Aga Khan (Persian: آغا خان‎; also transliterated as Aqa Khan and Agha Khan) is said by author Farhad Daftary to be the hereditary title of the Imam of the Nizari Ismaili community (although in a legal proceeding, the Aga Khan III noted that Aga Khan is not a title, but instead a sort of alias or "pet name" that was given to the Aga Khan I when he was a young man). The Nizari Ismaili community is a denomination of Ismailism within Shia Islam and consists of approximately 5-15 million adherents (under 10% of the world's Shia Muslim population).
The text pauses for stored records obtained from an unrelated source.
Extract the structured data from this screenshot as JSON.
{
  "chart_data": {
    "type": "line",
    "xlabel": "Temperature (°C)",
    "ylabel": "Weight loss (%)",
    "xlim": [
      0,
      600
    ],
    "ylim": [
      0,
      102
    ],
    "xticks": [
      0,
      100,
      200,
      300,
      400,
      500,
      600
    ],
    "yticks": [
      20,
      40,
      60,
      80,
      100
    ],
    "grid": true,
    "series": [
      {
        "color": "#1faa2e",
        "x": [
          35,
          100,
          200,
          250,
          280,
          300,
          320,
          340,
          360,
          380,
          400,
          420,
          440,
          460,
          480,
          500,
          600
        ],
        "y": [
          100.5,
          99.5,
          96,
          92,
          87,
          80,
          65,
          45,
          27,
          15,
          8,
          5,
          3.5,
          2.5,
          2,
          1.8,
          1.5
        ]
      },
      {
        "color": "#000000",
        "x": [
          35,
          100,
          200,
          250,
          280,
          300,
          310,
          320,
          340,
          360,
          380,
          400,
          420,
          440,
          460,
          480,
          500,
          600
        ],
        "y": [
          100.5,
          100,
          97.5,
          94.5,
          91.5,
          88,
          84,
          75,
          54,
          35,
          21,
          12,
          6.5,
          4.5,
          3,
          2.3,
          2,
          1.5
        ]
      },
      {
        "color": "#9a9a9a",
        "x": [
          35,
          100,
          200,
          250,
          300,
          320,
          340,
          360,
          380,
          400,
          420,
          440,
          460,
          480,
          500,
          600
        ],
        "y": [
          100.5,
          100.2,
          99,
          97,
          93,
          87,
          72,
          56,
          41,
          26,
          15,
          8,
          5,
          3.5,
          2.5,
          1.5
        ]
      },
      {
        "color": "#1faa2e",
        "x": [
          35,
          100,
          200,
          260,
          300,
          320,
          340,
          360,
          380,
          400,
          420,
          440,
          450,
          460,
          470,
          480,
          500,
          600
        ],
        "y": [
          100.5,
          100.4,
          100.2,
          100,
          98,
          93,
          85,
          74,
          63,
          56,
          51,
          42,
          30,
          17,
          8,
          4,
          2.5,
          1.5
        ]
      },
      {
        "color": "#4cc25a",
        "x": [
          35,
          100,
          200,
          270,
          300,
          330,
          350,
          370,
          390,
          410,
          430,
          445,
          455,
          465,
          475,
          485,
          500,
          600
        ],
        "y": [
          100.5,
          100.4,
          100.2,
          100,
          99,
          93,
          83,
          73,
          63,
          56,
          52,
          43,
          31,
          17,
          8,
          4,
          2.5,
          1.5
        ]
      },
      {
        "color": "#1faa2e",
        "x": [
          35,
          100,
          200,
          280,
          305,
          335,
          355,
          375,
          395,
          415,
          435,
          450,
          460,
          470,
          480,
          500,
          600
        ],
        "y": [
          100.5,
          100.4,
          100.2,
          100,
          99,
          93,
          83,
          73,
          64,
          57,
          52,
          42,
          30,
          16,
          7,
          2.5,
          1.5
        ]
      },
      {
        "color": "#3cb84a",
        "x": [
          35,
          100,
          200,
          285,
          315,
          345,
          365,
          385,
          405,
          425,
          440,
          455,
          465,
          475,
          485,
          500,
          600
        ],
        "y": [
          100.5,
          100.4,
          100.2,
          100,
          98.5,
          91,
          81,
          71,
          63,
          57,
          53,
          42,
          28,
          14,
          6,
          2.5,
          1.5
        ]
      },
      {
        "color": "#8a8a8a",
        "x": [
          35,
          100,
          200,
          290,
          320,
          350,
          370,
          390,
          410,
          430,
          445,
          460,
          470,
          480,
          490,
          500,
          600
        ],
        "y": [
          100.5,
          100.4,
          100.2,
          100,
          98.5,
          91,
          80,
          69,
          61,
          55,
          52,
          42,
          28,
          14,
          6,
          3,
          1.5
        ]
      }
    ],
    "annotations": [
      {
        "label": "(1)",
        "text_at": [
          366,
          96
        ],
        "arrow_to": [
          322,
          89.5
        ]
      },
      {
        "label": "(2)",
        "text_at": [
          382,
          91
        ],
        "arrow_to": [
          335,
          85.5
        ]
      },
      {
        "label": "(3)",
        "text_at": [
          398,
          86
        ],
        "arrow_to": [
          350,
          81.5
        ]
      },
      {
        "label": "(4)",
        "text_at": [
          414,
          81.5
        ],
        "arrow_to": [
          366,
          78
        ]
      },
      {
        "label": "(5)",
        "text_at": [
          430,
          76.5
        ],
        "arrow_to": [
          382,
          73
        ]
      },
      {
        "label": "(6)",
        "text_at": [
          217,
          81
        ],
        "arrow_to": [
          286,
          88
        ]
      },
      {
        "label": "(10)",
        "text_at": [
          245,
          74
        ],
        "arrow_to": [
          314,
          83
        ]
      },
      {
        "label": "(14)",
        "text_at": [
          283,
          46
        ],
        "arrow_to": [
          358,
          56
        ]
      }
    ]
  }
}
The Nizari Ismailis recognize the Imamat of the descendants of Ismail ibn Jafar, eldest son of Imam Ja'far al-Sadiq. On the other hand Twelver Shi`ism, the largest denomination of Shia Islam, recognizes the Imamat of the descendants of Ismail's younger brother Musa al-Kazim. The Fatimid Caliphate was ruled by seven leaders, after which a dispute regarding leadership developed between two brothers – Nizar and Mustali – ultimately resulting in the defeat of Nizar and his followers ("Nizari" Ismailis), many of whom left Egypt for the region of Iran.

In 1887, the colonial rulers of India, the Secretary of State for India acting through the Viceroy of India, formally recognized the title Aga Khan. During the latter stages of the First Anglo-Afghan War (in 1841 and 1842), Aga Khan I and his cavalry officers provided assistance to General Nott in Kandahar Province and also to General England in his advance from Sindh to join Nott. For these services, and others which Aga Khan I rendered to Sir Charles Napier in his conquest of Sindh in 1843–44, the Aga Khan received a pension from the British Government of India. He was awarded his the status of "Prince" by the British government's representatives in India and became the only religious or community leader in British India granted a personal gun salute; all other salute dynasties were either rulers of Princely States, or Political Pensioners holding ancestral princely titles in states abolished by the British. When Hassan Ali Shah, the first Aga Khan, came to Sindh from Afghanistan, he and his army were welcomed by Mir Nasir Khan of Sindh.